Generalized ictal rhythms are rare, but may be seen in the context of generalized myoclonus (generalized sharps), and spasms (generalized attenuation or electrodecrement). One further term (electroclinical dissociation or decoupling) needs to be considered here. The term denotes a situation wherein the context of administration of AEDs to infants with electroclinical seizures; the clinical manifestations may stop while the electrical ictal rhythms continue to be expressed.[8]
At other times, this may be noted when a sick infant is paralyzed for intubation and mechanical ventilation, there may be no clinical features, but the EEG continues to show ictal rhythmic patterns.

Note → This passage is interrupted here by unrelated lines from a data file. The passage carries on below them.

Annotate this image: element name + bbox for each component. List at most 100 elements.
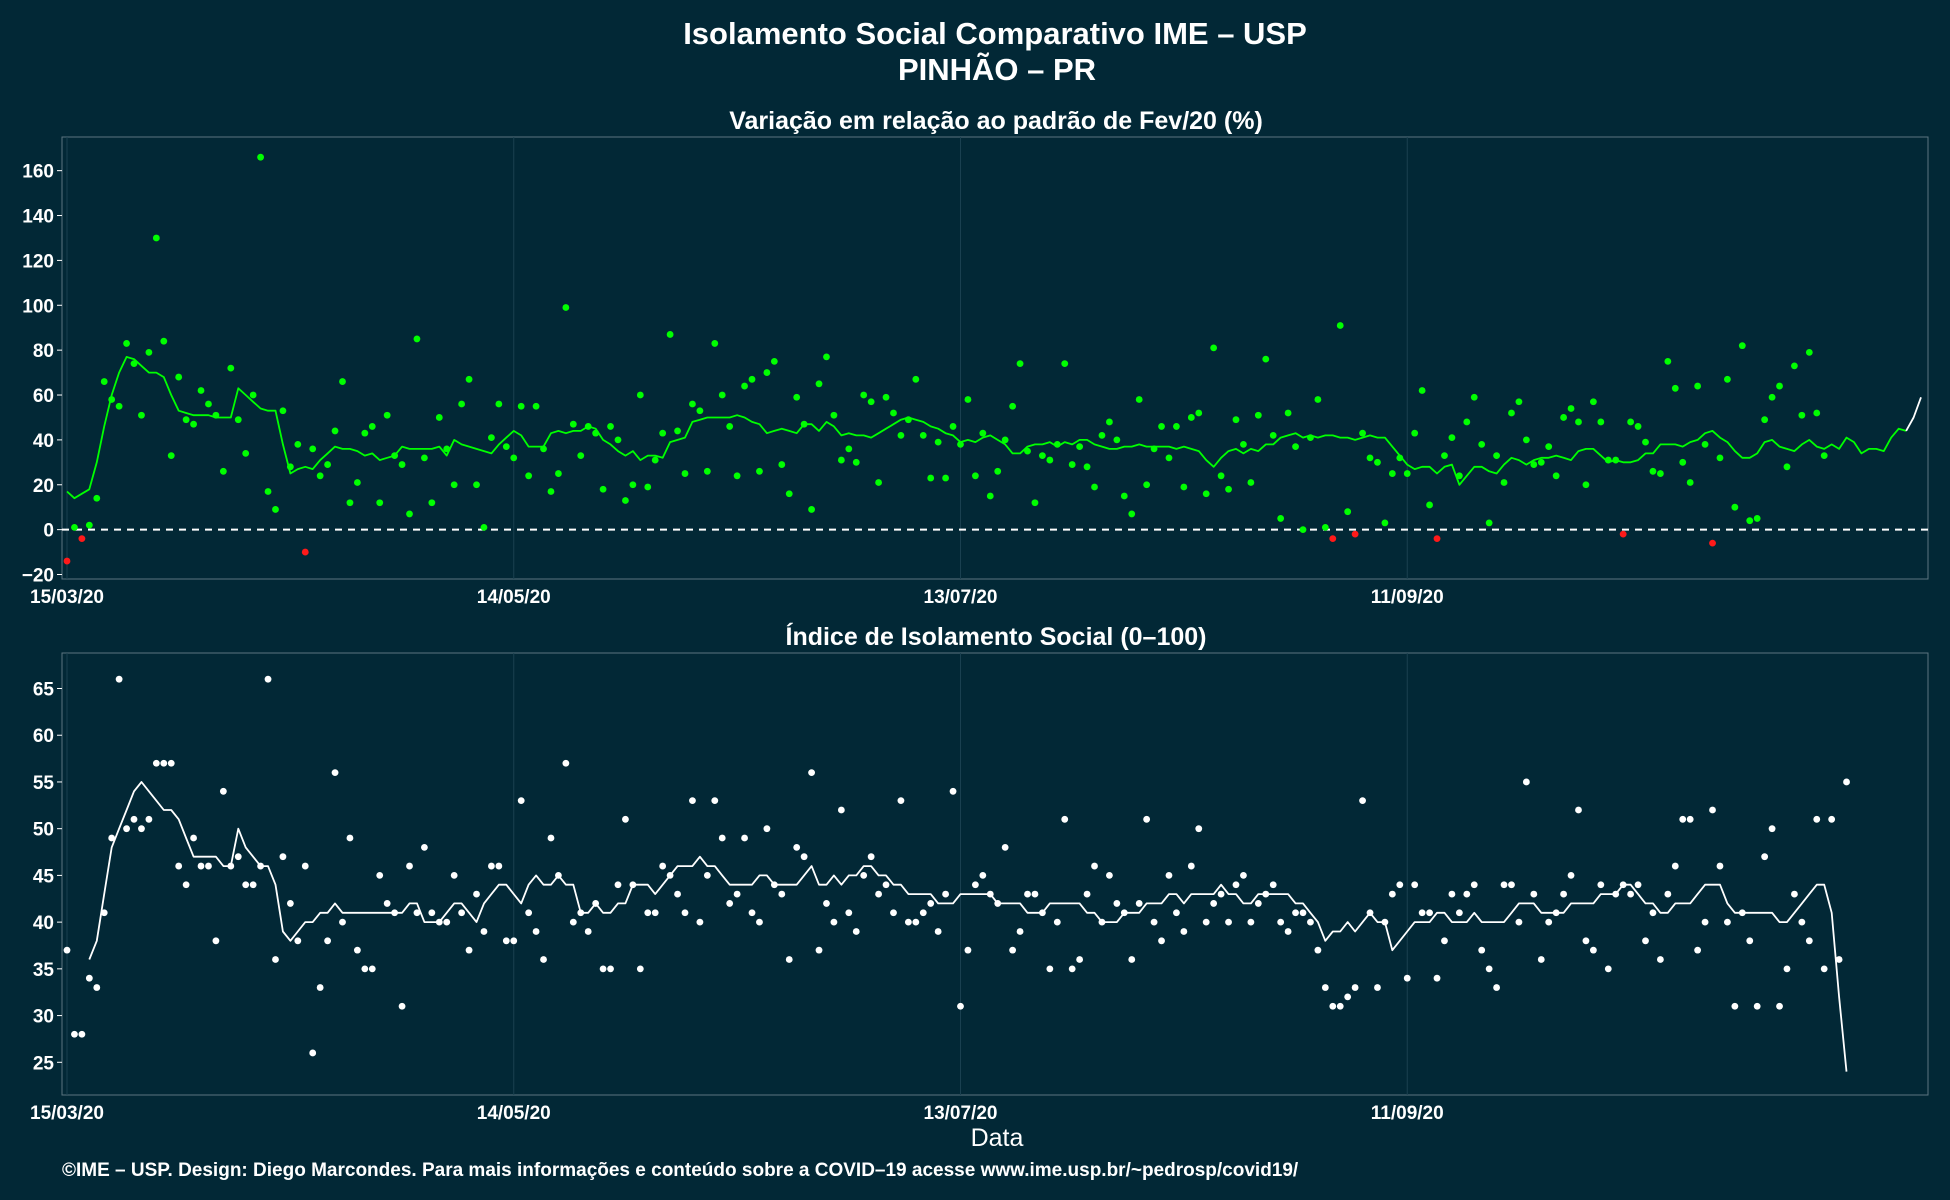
panel-2-data-point xyxy=(1113,900,1121,907)
panel-1-data-point xyxy=(1515,398,1523,406)
panel-1-data-point xyxy=(1388,470,1396,477)
panel-2-data-point xyxy=(160,759,168,767)
panel-2-data-point xyxy=(636,965,644,973)
panel-1-data-point xyxy=(1455,472,1463,480)
panel-1-data-point xyxy=(1791,362,1798,370)
panel-2-data-point xyxy=(182,881,190,889)
panel-1-data-point xyxy=(1031,499,1039,507)
panel-1-data-point xyxy=(927,474,935,482)
panel-2-data-point xyxy=(63,946,71,954)
panel-1-data-point xyxy=(1493,452,1500,459)
panel-2-data-point xyxy=(1329,1002,1337,1010)
panel-1-data-point xyxy=(257,153,264,161)
panel-2-data-point xyxy=(1627,890,1635,898)
panel-1-data-point xyxy=(85,521,93,529)
panel-2-data-point xyxy=(1724,918,1731,926)
panel-1-data-point xyxy=(1448,434,1456,442)
panel-2-data-point xyxy=(420,843,428,851)
panel-1-data-point xyxy=(309,445,317,453)
panel-1-data-point xyxy=(316,472,324,480)
panel-2-data-point xyxy=(696,918,704,926)
panel-2-data-point xyxy=(1686,815,1694,823)
panel-2-data-point xyxy=(644,909,652,917)
panel-2-data-point xyxy=(1768,825,1776,833)
panel-1-data-point xyxy=(1470,393,1478,401)
panel-1-data-point xyxy=(1366,454,1374,462)
panel-1-data-point xyxy=(1262,355,1270,363)
panel-2-data-point xyxy=(100,909,108,917)
panel-2-data-point xyxy=(1173,909,1180,917)
panel-2-data-point xyxy=(1589,946,1597,954)
panel-1-data-point xyxy=(636,391,644,399)
panel-2-data-point xyxy=(71,1030,78,1038)
panel-1-title: Variação em relação ao padrão de Fev/20 … xyxy=(729,107,1263,135)
panel-1-data-point xyxy=(1009,402,1017,410)
panel-2-y-tick-label: 55 xyxy=(33,773,55,794)
panel-1-data-point xyxy=(1329,535,1337,543)
panel-2-data-point xyxy=(1046,965,1054,973)
panel-2-x-tick-label: 15/03/20 xyxy=(30,1103,104,1124)
panel-1-data-point xyxy=(852,458,860,466)
panel-2-data-point xyxy=(1165,872,1173,879)
panel-1-data-point xyxy=(681,470,689,477)
panel-1-data-point xyxy=(890,409,897,417)
panel-1-data-point xyxy=(651,456,659,464)
panel-1-data-point xyxy=(130,360,138,368)
panel-2-data-point xyxy=(979,872,987,879)
panel-1-frame xyxy=(61,136,1929,580)
panel-1-data-point xyxy=(1709,539,1716,547)
panel-2-y-tick-label: 65 xyxy=(33,680,55,701)
panel-2-data-point xyxy=(1232,881,1240,889)
panel-2-data-point xyxy=(1351,984,1359,991)
panel-2-data-point xyxy=(674,890,681,898)
panel-2-data-point xyxy=(1441,937,1448,945)
panel-2-data-point xyxy=(1515,918,1523,926)
panel-1-data-point xyxy=(1091,483,1098,491)
panel-2-data-point xyxy=(1537,956,1545,963)
panel-1-data-point xyxy=(919,432,927,439)
panel-2-data-point xyxy=(793,843,801,851)
panel-2-data-point xyxy=(413,909,421,917)
panel-1-data-point xyxy=(234,416,242,424)
panel-1-data-point xyxy=(1597,418,1605,426)
panel-1-data-point xyxy=(1582,481,1590,489)
panel-1-data-point xyxy=(145,348,153,356)
panel-2-data-point xyxy=(145,815,153,823)
panel-2-y-tick-label: 25 xyxy=(33,1053,55,1074)
panel-1-data-point xyxy=(1627,418,1635,426)
panel-2-data-point xyxy=(681,909,689,917)
panel-2-data-point xyxy=(1485,965,1493,973)
panel-2-data-point xyxy=(488,862,495,870)
panel-1-data-point xyxy=(1589,398,1597,406)
panel-1-data-point xyxy=(1351,530,1359,538)
panel-1-data-point xyxy=(1485,519,1493,527)
panel-2-data-point xyxy=(398,1002,406,1010)
panel-2-y-tick-label: 35 xyxy=(33,960,55,981)
panel-1-data-point xyxy=(1545,443,1553,451)
panel-2-data-point xyxy=(1180,928,1188,935)
panel-2-data-point xyxy=(1522,778,1530,786)
panel-1-data-point xyxy=(718,391,726,399)
panel-2-data-point xyxy=(212,937,220,945)
panel-1-data-point xyxy=(1344,508,1352,516)
panel-1-data-point xyxy=(1798,411,1806,419)
panel-1-data-point xyxy=(577,452,585,459)
panel-2-x-tick-label: 14/05/20 xyxy=(477,1103,551,1124)
panel-2-data-point xyxy=(1359,797,1366,805)
panel-2-data-point xyxy=(1694,946,1702,954)
panel-1-data-point xyxy=(495,400,503,408)
panel-1-data-point xyxy=(1426,501,1433,509)
panel-2-data-point xyxy=(1426,909,1433,917)
panel-1-data-point xyxy=(1679,458,1687,466)
panel-2-data-point xyxy=(808,769,815,777)
panel-2-data-point xyxy=(763,825,771,833)
panel-1-data-point xyxy=(1433,535,1441,543)
panel-2-data-point xyxy=(1240,872,1247,879)
panel-2-data-point xyxy=(279,853,287,861)
panel-2-data-point xyxy=(167,759,175,767)
panel-1-data-point xyxy=(1321,523,1329,531)
panel-1-data-point xyxy=(331,427,339,435)
panel-2-data-point xyxy=(741,834,748,842)
panel-2-data-point xyxy=(1396,881,1404,889)
panel-1-data-point xyxy=(115,402,123,410)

Even with current multichannel video electroencephalography, there is significant difficulty in the diagnosis and management of neonatal seizures. This is compounded by the extreme prematurity and non-specific patterns as well as seizures without EEG correlation.
A dedicated team of neonatal nurses, pharmacist, neurologists, and neurophysiologists with state-of-the-art technology is essential in the diagnosis and management of neonatal seizures.
Education of the caregivers and health professional managing the neonatal intensive care unit should be given adequate training in the management.